Todos os lugares citados neste texto contavam, mesmo que periodicamente, com um grande volume de águas: as ilhas de Veneza e Tenochtitlán se encontravam em um cenário de abundância hídrica; Amsterdam está localizada na intersecção do rio Amstel (com largura média de 70 metros) com a lagoa de Ij; a largura do rio Nilo oscilava entre 2,8 a 7 quilômetros; e os rios Tigre e Eufrates tinham entre 150 e 500 metros de largura. E todos eram sujeitos a períodos extremos de seca e inundações.

Com exceção de Veneza, as demais localidades enfrentavam o desafio de buscar ferramentas para lidar com os extremos do dualismo existente na relação com as águas: por um lado, a escassez e a dependência, que requerem uma aproximação das águas, e, por outro, a necessidade de proteção contra as terríveis inundações, que tendem a levar ao afastamento das águas.

Outro exemplo importante é a cidade de Bolonha, na Itália, que buscou, durante os mais de 2.500 anos de sua história, conciliar essas forças opostas através do incremento de grandiosas intervenções sobre o território, as quais alteraram radicalmente a dinâmica das águas na região italiana da Emília Romana.

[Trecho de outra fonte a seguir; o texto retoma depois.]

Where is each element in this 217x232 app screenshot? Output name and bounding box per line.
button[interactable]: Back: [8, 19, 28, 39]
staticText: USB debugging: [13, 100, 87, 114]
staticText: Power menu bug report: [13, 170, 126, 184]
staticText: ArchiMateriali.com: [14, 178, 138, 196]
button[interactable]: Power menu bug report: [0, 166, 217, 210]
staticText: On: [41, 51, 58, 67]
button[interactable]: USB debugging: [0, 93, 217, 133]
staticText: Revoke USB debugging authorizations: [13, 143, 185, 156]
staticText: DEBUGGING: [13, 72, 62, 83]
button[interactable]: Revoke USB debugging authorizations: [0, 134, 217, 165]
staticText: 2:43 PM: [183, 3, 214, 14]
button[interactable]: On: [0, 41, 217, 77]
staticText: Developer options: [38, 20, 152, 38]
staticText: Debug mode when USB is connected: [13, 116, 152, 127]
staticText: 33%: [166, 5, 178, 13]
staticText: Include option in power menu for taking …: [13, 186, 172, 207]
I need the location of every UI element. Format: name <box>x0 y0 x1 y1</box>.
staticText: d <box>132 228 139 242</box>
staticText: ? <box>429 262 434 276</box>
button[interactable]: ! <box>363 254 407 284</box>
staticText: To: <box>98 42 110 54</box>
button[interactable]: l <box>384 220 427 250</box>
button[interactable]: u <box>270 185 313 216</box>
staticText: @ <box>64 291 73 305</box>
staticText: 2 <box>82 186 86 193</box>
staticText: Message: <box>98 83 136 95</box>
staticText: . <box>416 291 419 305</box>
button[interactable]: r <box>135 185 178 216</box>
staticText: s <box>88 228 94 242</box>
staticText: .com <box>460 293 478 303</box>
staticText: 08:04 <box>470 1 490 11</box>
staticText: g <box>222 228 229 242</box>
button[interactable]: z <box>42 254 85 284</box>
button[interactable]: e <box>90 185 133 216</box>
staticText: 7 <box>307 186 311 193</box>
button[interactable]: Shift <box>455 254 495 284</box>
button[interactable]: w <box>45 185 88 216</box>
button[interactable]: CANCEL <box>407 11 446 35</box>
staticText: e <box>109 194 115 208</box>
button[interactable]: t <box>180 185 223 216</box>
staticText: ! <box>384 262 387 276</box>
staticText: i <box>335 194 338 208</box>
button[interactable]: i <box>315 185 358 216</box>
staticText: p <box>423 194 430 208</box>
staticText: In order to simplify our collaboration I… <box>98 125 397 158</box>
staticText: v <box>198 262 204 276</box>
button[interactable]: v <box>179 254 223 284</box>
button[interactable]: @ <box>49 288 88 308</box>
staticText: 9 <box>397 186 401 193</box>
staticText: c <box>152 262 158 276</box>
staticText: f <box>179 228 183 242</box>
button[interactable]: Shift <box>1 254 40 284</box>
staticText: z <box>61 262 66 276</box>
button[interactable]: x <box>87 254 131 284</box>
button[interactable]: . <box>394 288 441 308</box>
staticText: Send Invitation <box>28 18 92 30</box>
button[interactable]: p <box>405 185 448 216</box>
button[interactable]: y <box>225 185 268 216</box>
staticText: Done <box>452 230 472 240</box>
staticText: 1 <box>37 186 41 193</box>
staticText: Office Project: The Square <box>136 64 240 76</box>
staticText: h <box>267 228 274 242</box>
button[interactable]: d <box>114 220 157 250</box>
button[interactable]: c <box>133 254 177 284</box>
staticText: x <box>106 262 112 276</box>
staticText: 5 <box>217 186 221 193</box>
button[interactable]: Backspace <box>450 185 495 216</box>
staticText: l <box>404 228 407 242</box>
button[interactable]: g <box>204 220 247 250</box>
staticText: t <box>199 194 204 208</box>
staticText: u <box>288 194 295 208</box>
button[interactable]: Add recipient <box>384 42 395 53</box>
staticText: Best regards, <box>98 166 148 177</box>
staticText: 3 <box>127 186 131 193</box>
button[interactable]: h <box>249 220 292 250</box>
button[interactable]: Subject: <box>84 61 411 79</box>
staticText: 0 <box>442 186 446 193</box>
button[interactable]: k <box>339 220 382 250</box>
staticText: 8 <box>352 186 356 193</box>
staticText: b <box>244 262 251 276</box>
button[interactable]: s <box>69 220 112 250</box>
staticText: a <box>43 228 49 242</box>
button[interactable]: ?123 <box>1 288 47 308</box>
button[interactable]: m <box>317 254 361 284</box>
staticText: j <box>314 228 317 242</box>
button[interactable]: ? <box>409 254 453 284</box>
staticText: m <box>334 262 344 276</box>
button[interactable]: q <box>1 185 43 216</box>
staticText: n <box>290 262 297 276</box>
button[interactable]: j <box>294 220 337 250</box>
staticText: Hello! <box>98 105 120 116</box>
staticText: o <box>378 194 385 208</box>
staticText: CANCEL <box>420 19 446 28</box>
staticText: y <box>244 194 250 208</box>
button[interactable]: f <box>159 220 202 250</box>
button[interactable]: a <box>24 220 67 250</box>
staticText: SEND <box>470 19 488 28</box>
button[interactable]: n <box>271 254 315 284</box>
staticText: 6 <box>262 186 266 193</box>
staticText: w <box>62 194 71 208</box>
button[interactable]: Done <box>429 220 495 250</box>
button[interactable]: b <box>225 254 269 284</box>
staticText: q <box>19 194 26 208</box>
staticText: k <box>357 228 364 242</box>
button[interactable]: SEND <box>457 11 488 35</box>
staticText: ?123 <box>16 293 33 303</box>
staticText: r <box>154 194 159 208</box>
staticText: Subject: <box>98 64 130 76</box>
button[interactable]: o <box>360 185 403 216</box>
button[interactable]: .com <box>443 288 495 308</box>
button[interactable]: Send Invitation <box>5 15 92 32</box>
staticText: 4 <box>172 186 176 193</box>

Entre as suas imponentes obras hidráulicas está a construção de um porto, por volta do ano 1.200 d.C, mediante a construção de um canal de quase 40 quilômetros que permitia conectar Bolonha ̶ e todas as cidades localizadas no seu trajeto ̶ ao mar Adriático. De um modo geral, as suntuosas intervenções efetuadas se propunham servir como vetores do crescimento econômico local e melhorar as graves condições de fragilidade dos assentamentos situados na sua planície, constantemente afetados pelas inundações.

A estruturação espacial de toda a região de Bolonha se apoiava nas intervenções físicas do seu sistema hidráulico, de fundamental importância para o planejamento ambiental, econômico, urbano e social, que permitiu sua expansão e desenvolvimento.

Esses exemplos demonstram que as medidas estruturais de grande escala são fundamentais para driblar a situação crítica de um ambiente extremo. Os lugares citados criaram ferramentas que lhe permitiram não apenas sobreviver às suas condições naturais, como também transformá-las em oportunidade de desenvolvimento e crescimento.